I’ve trolled the Internet, and checked out a few of the reviews. It’s supposed to be a “film noir” thriller. A movie that makes you think. It’s a movie that makes you think that our society is really sick. The gratuitous violence is non-stop. But that seems to, now, go without saying in what passes for “entertainment” from the capitalist movie machine. It’s the character portrayals that are really sickening.

There’s one female of significance, Lucy Liu. Her character, alas, is just a little too shallow for the 21st century. Whatever happened to the women’s movement?

And then there are the four male leads. Like Liu, they are all excellent at their craft – they are real actors. Josh Hartnett and Bruce Willis are two white guys. They are really, really bad white guys. They are really, really good at killing and tormenting people. But they’re white, you see. They get a pass. Hartnett gets to have a love interest.
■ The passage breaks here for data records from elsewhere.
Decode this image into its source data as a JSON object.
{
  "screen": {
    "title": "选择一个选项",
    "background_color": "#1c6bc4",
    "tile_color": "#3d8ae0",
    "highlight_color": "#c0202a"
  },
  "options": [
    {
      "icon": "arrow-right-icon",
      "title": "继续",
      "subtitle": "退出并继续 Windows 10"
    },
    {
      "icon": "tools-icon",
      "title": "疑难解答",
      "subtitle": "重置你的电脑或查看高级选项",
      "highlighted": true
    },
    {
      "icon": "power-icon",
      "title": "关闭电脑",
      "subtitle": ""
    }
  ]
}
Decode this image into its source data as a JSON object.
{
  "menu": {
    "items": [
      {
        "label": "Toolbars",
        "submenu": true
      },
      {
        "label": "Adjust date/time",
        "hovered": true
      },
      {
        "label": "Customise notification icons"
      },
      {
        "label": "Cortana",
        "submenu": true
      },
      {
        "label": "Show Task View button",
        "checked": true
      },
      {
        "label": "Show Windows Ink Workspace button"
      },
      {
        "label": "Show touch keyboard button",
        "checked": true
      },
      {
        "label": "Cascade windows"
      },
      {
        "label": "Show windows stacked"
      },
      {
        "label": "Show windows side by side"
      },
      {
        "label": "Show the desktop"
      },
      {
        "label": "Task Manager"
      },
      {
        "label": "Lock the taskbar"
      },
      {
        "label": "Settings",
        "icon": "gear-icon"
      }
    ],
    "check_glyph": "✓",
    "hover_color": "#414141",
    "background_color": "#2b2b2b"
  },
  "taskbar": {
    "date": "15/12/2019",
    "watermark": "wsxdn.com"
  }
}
Morgan Freeman and Ben Kingsley aren’t so lucky. Freeman is black. He plays a black guy. Kingsley is part Jewish, part Indian. He plays a Jewish guy. This black man and this “rabbi” you see, run the underworld in New York. They’re bad – really bad. Except, unlike the white baddies – they stay bad – and they get what they deserve in the end, so that we can all feel good – all us hard done by white guys.

Because the tortured theme – to the extent there is a theme – seems to be that this black guy and this Jewish guy showed up in New York in 1979 and took over the underworld. Life was never the same for the white guys. But don’t worry. One of the really, really bad white guys – the baddest guy you’ll ever meet – reaches into their crime world and saves another white guy – and in the end, these really bad white guys get to both a) get even and b) show they actually do have souls – they will go to heaven.

Not like the black guy – and the Jewish guy. No white guy romance for them. No happy ending. They don’t get the girl. They get what they deserve. And we can all go home, fingers sticky from popcorn and coke, and think that we’ve seen some really, great, complicated art.

News flash – it’s been done before – racial stereotyping, that is. This movie gets a zero out of Slevin.

© 2007 Paul Kellogg. This work is licensed under a CC BY 4.0 license.

Notes


[1] Paul McGuigan, Lucky Number Slevin (Ascendant Pictures, 2006).